Of course, she could not recover if her negligence was the sole cause of her injury, but neither could she recover if her negligence, as a proximate cause of the injury, concurred with appellant's negligence as a proximate cause. Under these instructions, the jury had only to believe that appellant was guilty of some negligence that proximately caused appellee's injury to return a verdict for appellee notwithstanding appellee's negligence. The same principle was involved in an instruction given in the case of Indiana Stone Co. v. Stewart,supra, and the court said of it: "This instruction we must regard as *Page 591 radically erroneous. To sustain it would be to subvert the whole doctrine of contributory negligence as it has been asserted and enforced in our courts from an early day. The contributory negligence referred to in the latter part of this instruction is plainly that which is ordinarily understood to be intended by the use of this term, that is, negligence of the plaintiff which contributes as a proximate cause to the accident. That such contributory negligence defeats his right of recovery, notwithstanding the fact that the negligence of the master was also a proximate cause of the accident, is a rule firmly established by many decisions in our state."

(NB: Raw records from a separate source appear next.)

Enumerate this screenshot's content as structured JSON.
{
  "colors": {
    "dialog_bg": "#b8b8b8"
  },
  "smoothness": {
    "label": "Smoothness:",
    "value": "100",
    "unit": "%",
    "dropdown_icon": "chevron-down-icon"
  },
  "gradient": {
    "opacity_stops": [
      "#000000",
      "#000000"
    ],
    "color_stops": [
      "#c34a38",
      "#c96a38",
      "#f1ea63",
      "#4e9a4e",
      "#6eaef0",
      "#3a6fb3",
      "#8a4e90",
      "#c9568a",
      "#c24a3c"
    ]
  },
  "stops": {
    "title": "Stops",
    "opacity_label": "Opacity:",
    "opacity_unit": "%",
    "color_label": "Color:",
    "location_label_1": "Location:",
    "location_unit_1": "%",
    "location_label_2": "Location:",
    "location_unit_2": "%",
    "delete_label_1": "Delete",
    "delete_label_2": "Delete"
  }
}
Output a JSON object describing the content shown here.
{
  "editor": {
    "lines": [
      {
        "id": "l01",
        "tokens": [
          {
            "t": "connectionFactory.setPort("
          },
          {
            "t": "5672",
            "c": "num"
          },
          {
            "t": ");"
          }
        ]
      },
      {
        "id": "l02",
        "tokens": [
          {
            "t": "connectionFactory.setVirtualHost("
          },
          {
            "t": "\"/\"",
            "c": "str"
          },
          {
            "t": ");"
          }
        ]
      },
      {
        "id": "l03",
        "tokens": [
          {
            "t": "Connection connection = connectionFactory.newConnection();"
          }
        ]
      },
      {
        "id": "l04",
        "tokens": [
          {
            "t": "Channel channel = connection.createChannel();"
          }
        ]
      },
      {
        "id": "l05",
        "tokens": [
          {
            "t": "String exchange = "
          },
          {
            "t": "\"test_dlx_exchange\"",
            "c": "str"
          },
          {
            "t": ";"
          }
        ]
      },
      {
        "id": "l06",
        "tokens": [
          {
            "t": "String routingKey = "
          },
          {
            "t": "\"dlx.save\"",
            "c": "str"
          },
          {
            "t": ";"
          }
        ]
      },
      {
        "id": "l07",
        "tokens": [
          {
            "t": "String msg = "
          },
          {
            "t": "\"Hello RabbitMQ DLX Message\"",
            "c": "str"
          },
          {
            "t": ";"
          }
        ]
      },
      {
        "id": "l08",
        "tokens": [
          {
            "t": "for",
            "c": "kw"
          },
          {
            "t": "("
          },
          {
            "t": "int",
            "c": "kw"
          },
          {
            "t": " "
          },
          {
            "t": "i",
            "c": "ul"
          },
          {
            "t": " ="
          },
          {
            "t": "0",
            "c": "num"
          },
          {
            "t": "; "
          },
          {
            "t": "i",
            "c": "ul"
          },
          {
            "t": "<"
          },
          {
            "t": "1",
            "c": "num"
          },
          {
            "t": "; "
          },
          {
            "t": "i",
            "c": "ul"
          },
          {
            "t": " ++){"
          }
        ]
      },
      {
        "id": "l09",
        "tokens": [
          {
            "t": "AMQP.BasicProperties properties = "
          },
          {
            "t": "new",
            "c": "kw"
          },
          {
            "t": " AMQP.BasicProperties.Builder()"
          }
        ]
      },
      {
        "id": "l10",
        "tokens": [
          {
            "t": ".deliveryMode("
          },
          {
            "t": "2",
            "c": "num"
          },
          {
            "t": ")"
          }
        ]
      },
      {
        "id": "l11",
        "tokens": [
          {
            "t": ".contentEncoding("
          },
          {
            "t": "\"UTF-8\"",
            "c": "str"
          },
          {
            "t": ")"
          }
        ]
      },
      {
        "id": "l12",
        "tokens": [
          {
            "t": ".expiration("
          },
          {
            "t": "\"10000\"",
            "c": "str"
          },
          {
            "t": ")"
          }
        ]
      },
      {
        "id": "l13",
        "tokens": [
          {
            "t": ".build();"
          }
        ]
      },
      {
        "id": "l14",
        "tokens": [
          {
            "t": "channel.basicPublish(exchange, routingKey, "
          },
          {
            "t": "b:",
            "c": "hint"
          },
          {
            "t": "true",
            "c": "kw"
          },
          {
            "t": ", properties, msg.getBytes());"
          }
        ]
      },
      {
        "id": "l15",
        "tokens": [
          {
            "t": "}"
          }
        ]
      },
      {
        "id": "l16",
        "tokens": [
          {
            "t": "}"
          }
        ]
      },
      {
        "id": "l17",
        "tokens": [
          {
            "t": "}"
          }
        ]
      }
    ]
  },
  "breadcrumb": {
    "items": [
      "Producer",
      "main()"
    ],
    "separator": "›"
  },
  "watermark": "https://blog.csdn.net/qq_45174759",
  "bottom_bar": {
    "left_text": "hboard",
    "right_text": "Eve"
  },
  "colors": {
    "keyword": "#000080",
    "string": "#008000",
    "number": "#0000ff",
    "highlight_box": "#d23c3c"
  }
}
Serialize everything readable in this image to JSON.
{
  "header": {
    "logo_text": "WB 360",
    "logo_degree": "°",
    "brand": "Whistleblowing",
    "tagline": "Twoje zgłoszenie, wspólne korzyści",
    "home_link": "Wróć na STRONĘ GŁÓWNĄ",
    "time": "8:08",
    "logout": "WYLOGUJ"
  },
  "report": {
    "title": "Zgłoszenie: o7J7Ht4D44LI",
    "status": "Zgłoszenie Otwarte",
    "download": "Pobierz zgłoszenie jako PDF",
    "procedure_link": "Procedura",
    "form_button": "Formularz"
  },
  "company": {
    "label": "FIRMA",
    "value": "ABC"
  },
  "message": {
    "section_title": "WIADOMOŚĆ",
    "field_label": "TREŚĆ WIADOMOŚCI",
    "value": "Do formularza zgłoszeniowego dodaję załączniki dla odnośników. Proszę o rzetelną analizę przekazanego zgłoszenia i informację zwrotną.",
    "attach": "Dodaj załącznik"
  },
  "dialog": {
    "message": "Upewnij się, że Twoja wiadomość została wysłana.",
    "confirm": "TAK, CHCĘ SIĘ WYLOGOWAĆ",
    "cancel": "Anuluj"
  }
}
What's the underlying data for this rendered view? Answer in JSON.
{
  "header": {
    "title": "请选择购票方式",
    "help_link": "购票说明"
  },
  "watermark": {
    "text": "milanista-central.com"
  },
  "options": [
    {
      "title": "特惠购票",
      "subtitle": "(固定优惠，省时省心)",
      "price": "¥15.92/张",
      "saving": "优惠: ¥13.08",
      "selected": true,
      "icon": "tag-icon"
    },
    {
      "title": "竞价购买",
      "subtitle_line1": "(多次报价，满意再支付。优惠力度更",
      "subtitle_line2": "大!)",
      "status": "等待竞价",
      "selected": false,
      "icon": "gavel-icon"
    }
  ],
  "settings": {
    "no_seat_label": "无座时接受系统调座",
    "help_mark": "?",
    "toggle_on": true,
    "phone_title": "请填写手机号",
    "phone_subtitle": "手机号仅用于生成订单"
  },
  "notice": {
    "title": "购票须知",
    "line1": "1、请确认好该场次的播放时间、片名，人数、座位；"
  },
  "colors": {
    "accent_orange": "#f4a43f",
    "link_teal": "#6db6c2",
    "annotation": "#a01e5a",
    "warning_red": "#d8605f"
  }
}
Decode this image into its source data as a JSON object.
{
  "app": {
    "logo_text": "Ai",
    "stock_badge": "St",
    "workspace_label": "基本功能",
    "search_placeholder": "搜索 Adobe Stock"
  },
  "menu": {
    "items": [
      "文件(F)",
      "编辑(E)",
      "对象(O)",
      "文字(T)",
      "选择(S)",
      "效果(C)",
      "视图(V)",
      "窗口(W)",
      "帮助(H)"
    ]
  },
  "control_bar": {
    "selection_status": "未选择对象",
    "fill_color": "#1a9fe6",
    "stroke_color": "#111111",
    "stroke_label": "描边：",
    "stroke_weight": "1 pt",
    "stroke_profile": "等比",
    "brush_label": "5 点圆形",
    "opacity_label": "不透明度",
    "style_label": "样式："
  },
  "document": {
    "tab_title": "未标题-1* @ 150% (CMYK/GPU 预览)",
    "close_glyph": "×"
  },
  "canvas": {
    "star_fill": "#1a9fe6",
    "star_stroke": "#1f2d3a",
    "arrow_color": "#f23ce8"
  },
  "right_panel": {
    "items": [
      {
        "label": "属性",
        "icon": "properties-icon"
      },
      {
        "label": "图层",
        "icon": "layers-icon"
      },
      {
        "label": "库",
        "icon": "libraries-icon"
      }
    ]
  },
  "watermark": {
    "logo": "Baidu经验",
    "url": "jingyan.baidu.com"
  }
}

On page 567, the court stated that: "Although the jury were, in other instructions, as in this, told that the rule was that without freedom from contributory negligence there could be no recovery, still such statements did not correct the error in this one. An instruction so radically wrong could only be cured by a withdrawal."

Instruction No. 7 told the jury that appellant could not relieve itself from the charge of negligence in alone giving the statutory signals, if, considering all the facts, it failed to use ordinary care, and that the jury might consider the circumstances and surroundings at the crossing in question, and the speed at which said locomotive was operated at said time, and determine what, if any, signals other than the statutory signals, should have been given by appellant in the exercise of ordinary care, and if it found that appellant failed to give such signals as were so required, then it might find that appellant was guilty of negligence. But the only charges of negligence in the complaint were excessive speed, and failing to sound the whistle and to ring the bell — both statutory signals. Certainly, appellee might not complain of any failure of appellant to give other signals than those which she charged were omitted in her complaint. It was prejudicial error to give this instruction. *Page 592

By Instruction No. 14, tendered by appellant and refused, the jury would have been instructed that, while it is true that the negligence of the driver of the automobile in which appellee was riding at the time of her injury will not be imputed to her, still if the jury should find it to be a fact from the evidence that the negligence of the driver of the automobile was the proximate cause of her injury, then the verdict should be for appellant. This was a general instruction as to the general effect of the drivers' negligence, and there was no other instruction which fully covered it. It should have been given.

It is my opinion that this cause should be reversed because of the insufficiency of the evidence to sustain the verdict and because of prejudicial error in the instructions.